Asking questions about yourself at such a juncture…never a good idea. For certain questions do arise. Such as, what is thatching? In Gloucestershire, it refers to 16th-century roof maintenance. In California, the term is applied, like so many, in a way that seems slightly off the mark. Thatch, referring to the undergrowth of one’s lawn. The idea is that an occasional disruption of the old roots, the old stems, the old-whatever comprising grass…this is a good thing. Makes sense, based on my limited horticultural background. Except that the word may actually be ‘de-thatching,’ now that I think about it. And I am thinking about heavily.

After all, this is a big-time burden, apartment ownership, a vast responsibility. More to the point, the members of Team Filipina have assured me that I am being done by the garden crew. They do nothing, it is alleged, and charge me a pretty penny. Thus my conversation with Ichi. And from the thatch, we move on to the fertilizing. Yes, it wouldn’t hurt, he says, a bit of nitrogen here and there, now and then. Such as in the autumn, which is the traditional time for such things. Of course, I say.

As for Ichi, he would really like to trim the oleanders next to my van. Which requires that I move it. Please. Of course, I tell him, maybe Friday. The scope of this ‘maybe’ is broader than anyone can know. For the chances of my remembering to do this at approximately the same time Ichi and assistant arrive with their leaf blowers and hedge trimmers, well, this is vanishingly small. As is my window of opportunity. They do not tarry, the Ichi team. Blow and go, as the suburban locals put it.

Still, this balances the discussion. Gets me out of my paranoid zone, the one in which I hold forth on thatch and similar topics. The truth is, too much is unknown at this point. As Jane said just the other night, in any new situation the first task generally is to listen. And this burning issue of whether or not I am being overcharged by underworked gardeners, this can wait. It is, in any case, not burning, this issue. Soon there may be no issue. Give things time. Learn more. Grow. Much like the grass, or the thatch. Decide later.
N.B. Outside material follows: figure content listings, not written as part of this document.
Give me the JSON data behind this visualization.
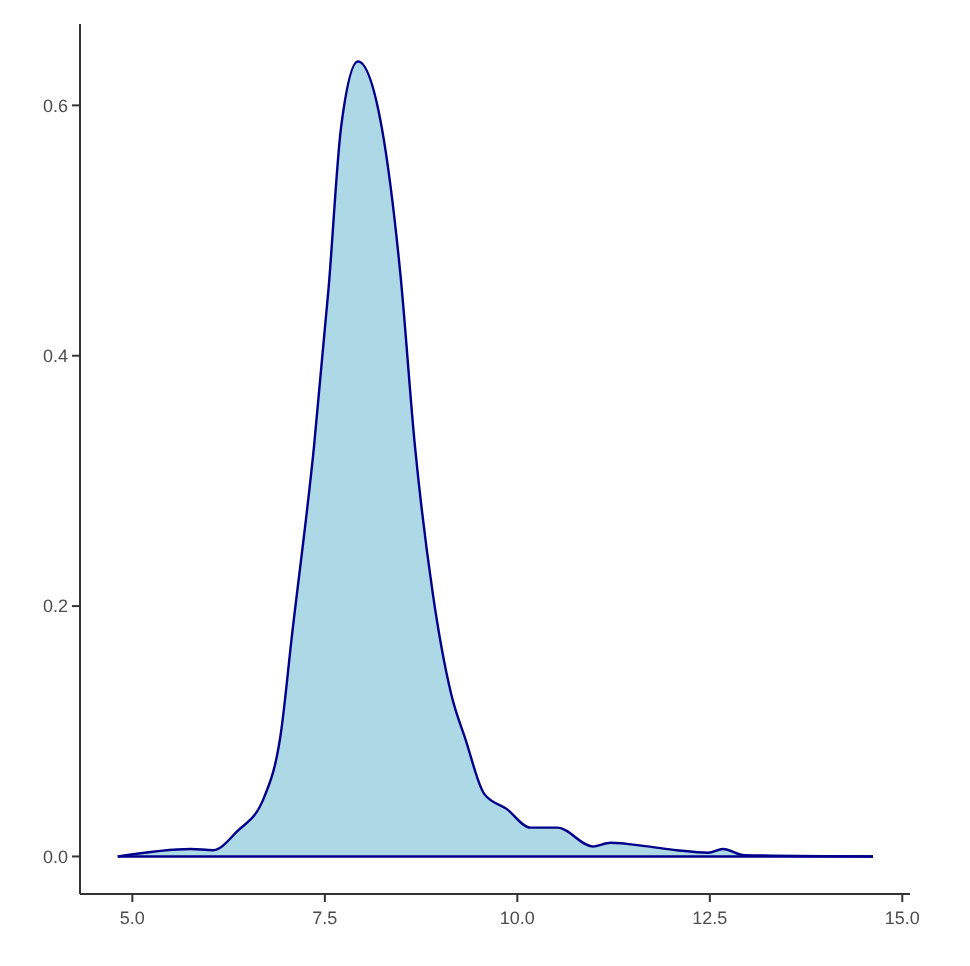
{
  "chart_data": {
    "type": "area",
    "x": [
      4.81,
      5.76,
      6.05,
      6.36,
      6.71,
      6.93,
      7.07,
      7.36,
      7.55,
      7.71,
      7.93,
      8.24,
      8.48,
      8.67,
      8.9,
      9.14,
      9.33,
      9.57,
      9.86,
      10.17,
      10.52,
      10.98,
      11.21,
      11.69,
      12.07,
      12.48,
      12.67,
      12.95,
      14.62
    ],
    "series": [
      {
        "color": "#00008b",
        "values": [
          0,
          0.006,
          0.005,
          0.02,
          0.047,
          0.099,
          0.175,
          0.328,
          0.455,
          0.582,
          0.635,
          0.582,
          0.466,
          0.328,
          0.211,
          0.13,
          0.093,
          0.05,
          0.038,
          0.023,
          0.023,
          0.008,
          0.011,
          0.008,
          0.005,
          0.003,
          0.006,
          0.001,
          0
        ]
      }
    ],
    "xlim": [
      4.32,
      15.1
    ],
    "ylim": [
      -0.03,
      0.665
    ],
    "xticks": [
      {
        "value": 5,
        "label": "5.0"
      },
      {
        "value": 7.5,
        "label": "7.5"
      },
      {
        "value": 10,
        "label": "10.0"
      },
      {
        "value": 12.5,
        "label": "12.5"
      },
      {
        "value": 15,
        "label": "15.0"
      }
    ],
    "yticks": [
      {
        "value": 0,
        "label": "0.0"
      },
      {
        "value": 0.2,
        "label": "0.2"
      },
      {
        "value": 0.4,
        "label": "0.4"
      },
      {
        "value": 0.6,
        "label": "0.6"
      }
    ],
    "grid": false
  }
}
Changes to my quadriplegic lifestyle are coming fast and furious. Take the bathroom, where among the new amenities is one of those fold-down rails, the ones shaped like an elongated oval. Thing is, I haven’t folded it down. At least, not very much. It seemed less in the way, folded against the wall. I still used it, just in this vertical position…the bar retracted, not getting in my way as I stand to use the toilet. Which for a person with a paralyzed leg necessitates holding onto something, and having one paralyzed hand, the process of aiming and steadying oneself at the same time…well, it’s impossible. So I have been trying this for a while, this awkward trade-off between urinary trajectory and postural safety. And it is the aiming part that always loses out. Necessitating cursing, self-recrimination and liberal use of tissues around the toilet base.

Until I finally decided to fold down the safety rail, and give the thing a chance. The supposed problem, that the projecting metal would get in the way of my wheelchair, did not materialize. What transpired, in fact, bordered on urinary nirvana. All systems go. Splashdown. Accuracy. Why did it take me so long to settle on the obvious?

As with the thatch, the answer amounts to this: think small. In particular, think of the smallness of human vanity. The sneaking suspicion arises that the disabled handrail, so familiar from institutional lavatories, looked a bit too…special-needs, let us say. Reeking of handicapped. As though when I walk for exercise with a member of Team Filipina and note the shadow cast by the morning sun, the silhouette is not drastically out of kilter. It is, revealing the outline of a badly bent, disabled person. And reminding me of that other thing, that if you’re going to think small, start with yourself. Work outward. You may get slightly bigger along the way.